Updated at 9 p.m. ET
Twenty-one years ago, in the east Texas town of Jasper, 49-year-old James Byrd Jr. was walking home late on a Saturday night when three white men in a pickup truck pulled up beside him. The African American man was well-known and well-liked in the town of Jasper. And when the driver, Shawn Berry, offered to give Byrd a ride, Byrd hopped in — after all, he'd known the driver most of his life.
What happened next shocked the conscience of the town, the nation and the entire world.
On Wednesday evening, John William King was executed at the Huntsville Prison in Huntsville, Texas, for his role in the gruesome and racist murder of James Byrd Jr. in the summer of 1998.
A stint in prison and a murder
Although John "Bill" King grew up in a loving home in Jasper, his friends, family and clergy say he was changed by a stint in the George Beto Unit, a maximum security prison where he'd been sent for stealing. There he met and befriended Lawrence Russell Brewer, a known white supremacist.

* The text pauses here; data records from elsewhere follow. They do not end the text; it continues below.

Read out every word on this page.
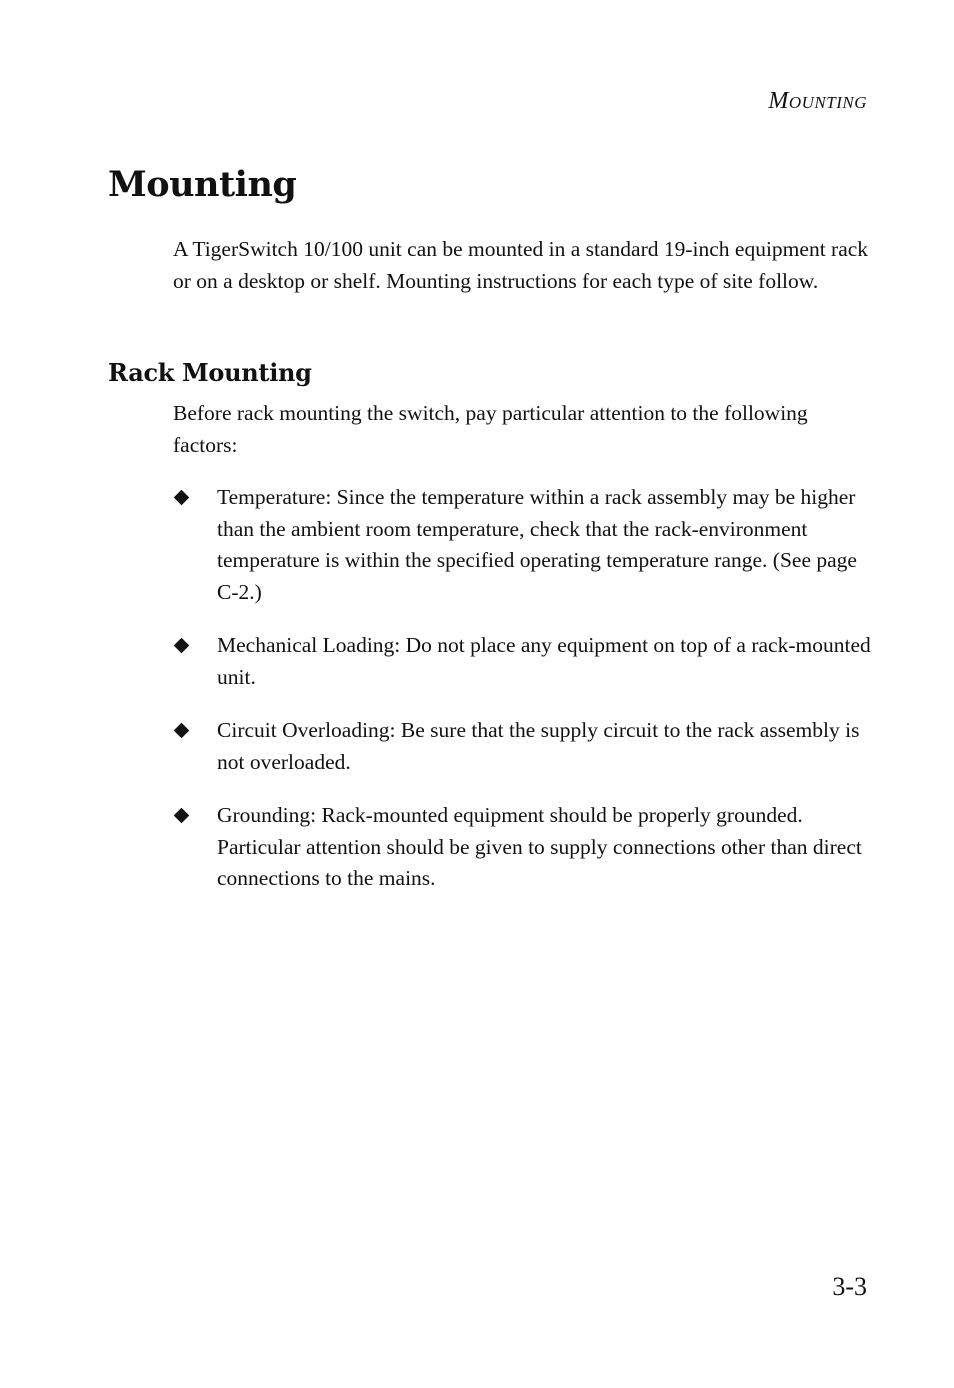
Mounting
Mounting

A TigerSwitch 10/100 unit can be mounted in a standard 19-inch equipment rack or on a desktop or shelf. Mounting instructions for each type of site follow.

Rack Mounting

Before rack mounting the switch, pay particular attention to the following factors:

Temperature: Since the temperature within a rack assembly may be higher than the ambient room temperature, check that the rack-environment temperature is within the specified operating temperature range. (See page C-2.)
Mechanical Loading: Do not place any equipment on top of a rack-mounted unit.
Circuit Overloading: Be sure that the supply circuit to the rack assembly is not overloaded.
Grounding: Rack-mounted equipment should be properly grounded. Particular attention should be given to supply connections other than direct connections to the mains.
3-3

Once released, King and Brewer returned to King's hometown as hardened, racist criminals on the prowl for black blood. Amiable and disabled, James Byrd Jr. just happened to be walking home to his apartment that early Sunday morning on June 7, 1998. King's friend, Shawn Berry, was ferrying King and Brewer around in his truck and partying with them when they spotted Byrd. They pulled up next to Byrd and offered to give him a ride. Byrd knew the driver, Berry, well enough to accept the offer. It was a fatal mistake.

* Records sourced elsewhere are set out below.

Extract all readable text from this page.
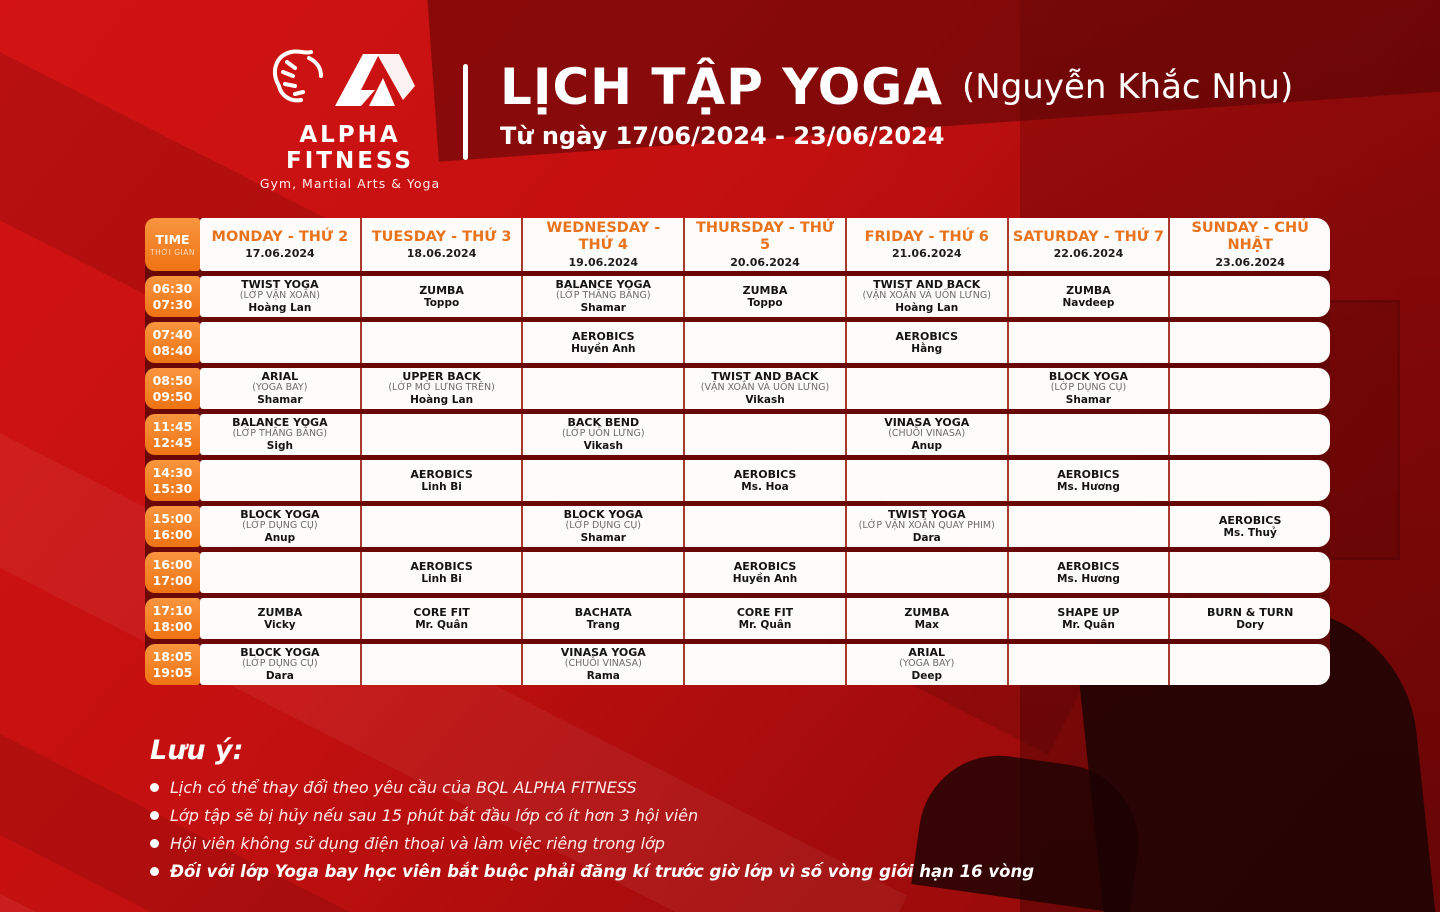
ALPHA FITNESS
Gym, Martial Arts & Yoga
LỊCH TẬP YOGA (Nguyễn Khắc Nhu)
Từ ngày 17/06/2024 - 23/06/2024
TIME
THỜI GIAN
MONDAY - THỨ 2
17.06.2024
TUESDAY - THỨ 3
18.06.2024
WEDNESDAY - THỨ 4
19.06.2024
THURSDAY - THỨ 5
20.06.2024
FRIDAY - THỨ 6
21.06.2024
SATURDAY - THỨ 7
22.06.2024
SUNDAY - CHỦ NHẬT
23.06.2024
06:30
07:30
TWIST YOGA
(LỚP VẶN XOẮN)
Hoàng Lan
ZUMBA
Toppo
BALANCE YOGA
(LỚP THĂNG BẰNG)
Shamar
ZUMBA
Toppo
TWIST AND BACK
(VẶN XOẮN VÀ UỐN LƯNG)
Hoàng Lan
ZUMBA
Navdeep
07:40
08:40
AEROBICS
Huyền Anh
AEROBICS
Hằng
08:50
09:50
ARIAL
(YOGA BAY)
Shamar
UPPER BACK
(LỚP MỞ LƯNG TRÊN)
Hoàng Lan
TWIST AND BACK
(VẶN XOẮN VÀ UỐN LƯNG)
Vikash
BLOCK YOGA
(LỚP DỤNG CỤ)
Shamar
11:45
12:45
BALANCE YOGA
(LỚP THĂNG BẰNG)
Sigh
BACK BEND
(LỚP UỐN LƯNG)
Vikash
VINASA YOGA
(CHUỖI VINASA)
Anup
14:30
15:30
AEROBICS
Linh Bi
AEROBICS
Ms. Hoa
AEROBICS
Ms. Hương
15:00
16:00
BLOCK YOGA
(LỚP DỤNG CỤ)
Anup
BLOCK YOGA
(LỚP DỤNG CỤ)
Shamar
TWIST YOGA
(LỚP VẶN XOẮN QUAY PHIM)
Dara
AEROBICS
Ms. Thuỷ
16:00
17:00
AEROBICS
Linh Bi
AEROBICS
Huyền Anh
AEROBICS
Ms. Hương
17:10
18:00
ZUMBA
Vicky
CORE FIT
Mr. Quân
BACHATA
Trang
CORE FIT
Mr. Quân
ZUMBA
Max
SHAPE UP
Mr. Quân
BURN & TURN
Dory
18:05
19:05
BLOCK YOGA
(LỚP DỤNG CỤ)
Dara
VINASA YOGA
(CHUỖI VINASA)
Rama
ARIAL
(YOGA BAY)
Deep
Lưu ý:
Lịch có thể thay đổi theo yêu cầu của BQL ALPHA FITNESS
Lớp tập sẽ bị hủy nếu sau 15 phút bắt đầu lớp có ít hơn 3 hội viên
Hội viên không sử dụng điện thoại và làm việc riêng trong lớp
Đối với lớp Yoga bay học viên bắt buộc phải đăng kí trước giờ lớp vì số vòng giới hạn 16 vòng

Instead of taking him home, they took him to a small clearing out in the woods. After offering him a drink, Brewer and King set upon Byrd, beating him, taunting him, urinating on him. They used a baseball bat. Finally, they chained him by the ankles to the back of the truck. King got in the driver's seat and they dragged Byrd down a deserted rural road. After 3 miles they stopped, picked up the pieces of what was left of Byrd's body and dumped them in front of a nearby African American church to be found later that Sunday morning.
Jasper, with a population of about 8,000, is almost equally divided between black and white residents and is religiously devout. The news of Byrd's death rippled through the black community, with many finding out after Sunday services. The shock and horror spread outward from those Baptist churches across the nation. Eventually the murder was international news.
Shawn Berry, the driver of the vehicle, was sentenced to life in prison. Brewer was given the death penalty and was executed at Huntsville Prison on Sept. 21, 2011.
Lasting repercussions
In 2001, then-Gov. Rick Perry signed into law the James Byrd Jr. Hate Crimes Act in Texas. George Bush as governor had originally opposed the bill and declined to attend Byrd's funeral, citing a previous commitment. But after Bush was elected president in 2000, Perry stepped in to finish Bush's term and signed the hate crime legislation into Texas law. In 2009, President Barack Obama signed into federal law the Matthew Shepard and James Byrd Jr. Hate Crimes Prevention Act, connecting Byrd and Shepard, who was tortured and murdered in Wyoming a few months after Byrd.
For Jasper, the reaction to the murder and trial at first tended to divide along racial lines. For whites, and for many in the town's leadership, there was plenty of denial and a tendency to blame the media for making them look bad.
But that went only so far. The defendants were found guilty and sentenced and the media left town. Jasper was left with its reputation as a hateful place.
Eventually, town boosters learned that, in order to fight the outside perception that Jasper was an unsafe and unfriendly place, they had to address the elephant in the room and acknowledge racial divisions. And in doing so, they have been able to make some progress in attracting new tech business in recent years. But it has taken two decades.
The region's past also comes into play. This part of east Texas had a long history of slavery and racial violence in the aftermath of Reconstruction. Lynchings here were as prevalent as in the worst parts of the Deep South, and a legacy of white supremacy endures at the margins.
Jasper's African American community now says that the past must not be forgotten. A bench commemorating Byrd's life was installed next to the county courthouse last year by The Byrd Foundation for Racial Healing. But Byrd's sister Louvon Byrd says the bench has already been moved to a less prominent location. What is to be remembered and what's to be forgotten usually depends on who's doing the remembering and who's writing the history.
Byrd's only son, Ross, has been active in opposing the death penalty for his father's killers, citing his Christian faith.
And, as they did at Brewer's execution eight years ago, James Byrd Jr.'s sisters witnessed John William King's execution Wednesday evening.